José Luís Nunes Martins
Uma grande parte de nós gosta de se expor. Bastam alguns minutos de simpatia para que logo se comece a revelar segredos que deveriam continuar a sê-lo. Isto acaba por ser um bom sinal, uma prova de que confiamos nos outros, apesar das imensas desilusões que já experimentámos. Acreditamos sempre que desta vez será diferente. Mas será que é o mais inteligente?
Há quem se exponha de tal forma que parece ter perdido a noção do que não é suposto partilhar, a não ser a um nível íntimo. Por um lado, esvazia-se, no sentido de perder substância interior, por outro, quase que convida os outros a violentá-lo.
Há uma decência exterior e uma decência interior. A verdadeira é a interior.
É errado julgar que quem não faz nada de mal não tem nada a esconder. A verdade é que todos temos o dever de guardar para nós o que não acrescenta nada de bom e útil à relação com desconhecidos. Por que razão as nossas insignificâncias devem ser anunciadas? Serão mais importantes do que as dos outros?
Somos exterior e interior. A nossa aparência é e será sempre apenas isso mesmo, uma camada superficial com que nos apresentamos e defendemos do mundo. Aqui, a transparência nem sempre será uma boa opção, pois os outros têm o direito de ser preservados de conhecer o que não lhes diz respeito.
Como carregamos o nosso interior? Connosco mesmos? Com os que nos são próximos? Ou através das interações com desconhecidos?

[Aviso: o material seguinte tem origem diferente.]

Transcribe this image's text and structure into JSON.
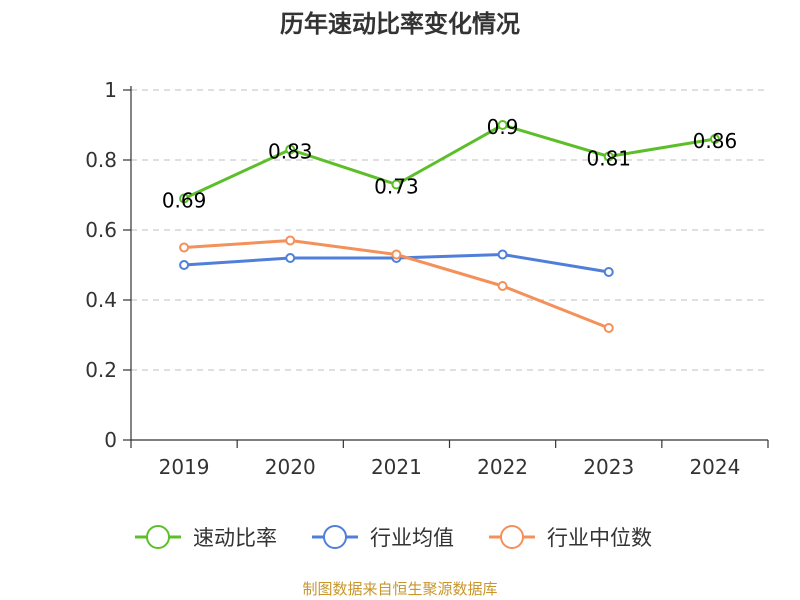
{
  "chart_data": {
    "type": "line",
    "title": "历年速动比率变化情况",
    "categories": [
      "2019",
      "2020",
      "2021",
      "2022",
      "2023",
      "2024"
    ],
    "yticks": [
      "0",
      "0.2",
      "0.4",
      "0.6",
      "0.8",
      "1"
    ],
    "ylim": [
      0,
      1
    ],
    "grid": true,
    "legend_position": "bottom",
    "series": [
      {
        "name": "速动比率",
        "color": "#5cbf2a",
        "values": [
          0.69,
          0.83,
          0.73,
          0.9,
          0.81,
          0.86
        ],
        "labels": [
          "0.69",
          "0.83",
          "0.73",
          "0.9",
          "0.81",
          "0.86"
        ]
      },
      {
        "name": "行业均值",
        "color": "#4f7fd8",
        "values": [
          0.5,
          0.52,
          0.52,
          0.53,
          0.48,
          null
        ]
      },
      {
        "name": "行业中位数",
        "color": "#f4905a",
        "values": [
          0.55,
          0.57,
          0.53,
          0.44,
          0.32,
          null
        ]
      }
    ],
    "source": "制图数据来自恒生聚源数据库",
    "source_color": "#c8962c"
  }
}
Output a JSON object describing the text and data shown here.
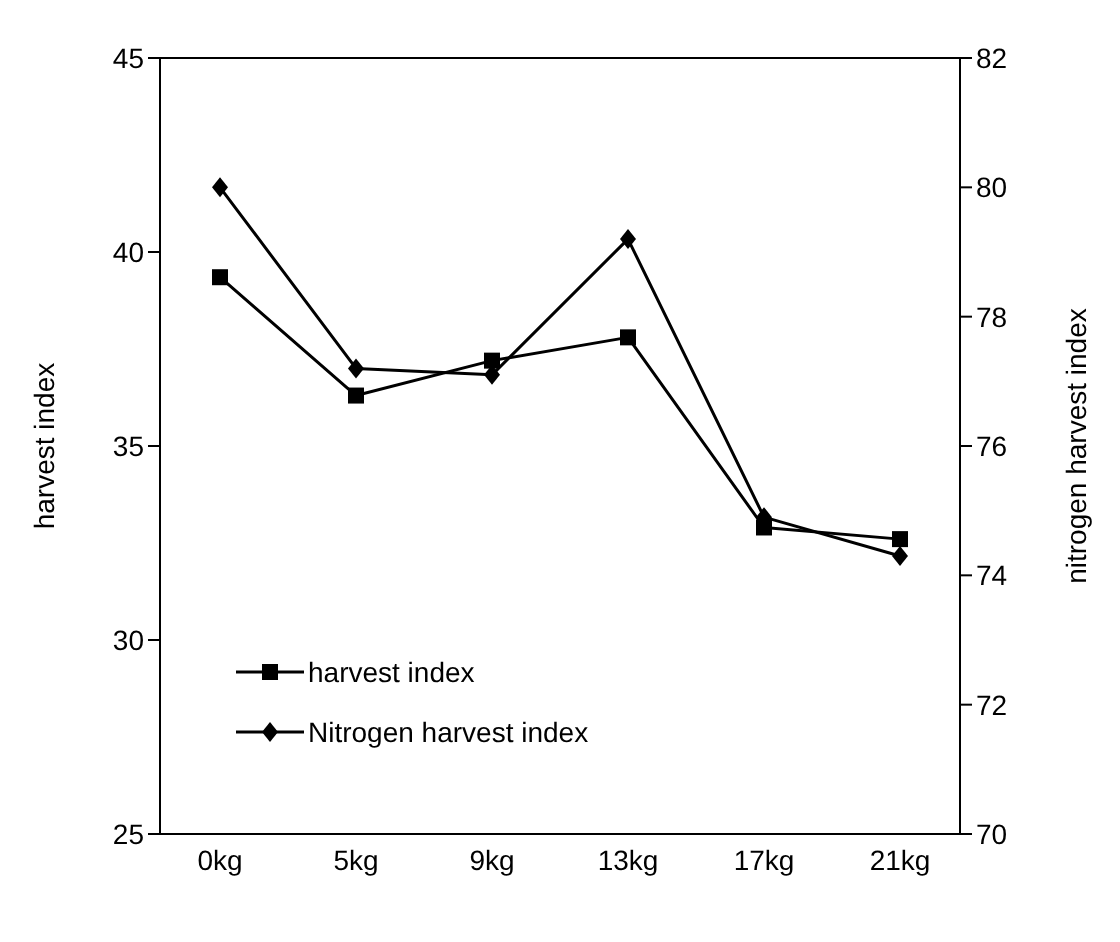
{
  "chart_data": {
    "type": "line",
    "categories": [
      "0kg",
      "5kg",
      "9kg",
      "13kg",
      "17kg",
      "21kg"
    ],
    "ylabel": "harvest index",
    "y2label": "nitrogen harvest index",
    "ylim": [
      25,
      45
    ],
    "yticks": [
      25,
      30,
      35,
      40,
      45
    ],
    "y2lim": [
      70,
      82
    ],
    "y2ticks": [
      70,
      72,
      74,
      76,
      78,
      80,
      82
    ],
    "series": [
      {
        "name": "harvest index",
        "color": "#000000",
        "marker": "square",
        "values": [
          39.35,
          36.3,
          37.2,
          37.8,
          32.9,
          32.6
        ]
      },
      {
        "name": "Nitrogen harvest index",
        "color": "#000000",
        "marker": "diamond",
        "axis": "y2",
        "values": [
          80.0,
          77.2,
          77.1,
          79.2,
          74.9,
          74.3
        ]
      }
    ],
    "legend": "bottom left",
    "grid": false,
    "line_style": "solid"
  }
}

Quando abrimos as nossas portas todas, é bom ter consciência de que ao fazer da casa da nossa intimidade um espaço público, ficamos sem ela enquanto lugar protegido e de descanso.
Quase todas as burlas assentam no abuso simples da confiança!
O fundo do coração, os nossos sonhos e pesadelos, devem ser como um jardim secreto, um pilar da nossa identidade, que, de tão importante, se deve manter assim mesmo, longe do olhar e do conhecimento públicos.
Hoje é fácil aceder aos documentos digitais de qualquer pessoa, a todos os registos guardados no seu computador, ao seu telefone e aos sítios por onde andou, digitais e físicos. A todas as suas conversas, mesmo àquelas que já nem o próprio se lembra. Hoje, como nunca antes, há milhares de registos de quase tudo o que fazemos. Até é possível que os telefones estejam sempre a ouvir o que se passa à nossa volta! Mas a maior parte de nós continua a pensar que nada tem a ocultar, pelo que não tem de se preocupar. Devia ser assim, mas não é.
Todos temos o dever de reserva e recato. A modéstia e o pudor são armas de defesa, muros que nos preservam de hostilidades. O mal espreita a cada minuto.
Chamar a atenção sobre si, fomentando familiaridade com desconhecidos, é algo temerário. Não é coragem, é falta de elementar bom senso.
Importa definirmos a linha clara que deve separar o que, em nós, é superficial e pode ser público, do que deve ser conservado intacto, por ser parte do nosso tesouro mais íntimo.
A pureza é inocente, não aprende o mal, mas sabe resistir-lhe, se estiver atenta e for prudente, evitando fraquezas e descuidos.
Contra o mal, o silêncio é uma excelente arma.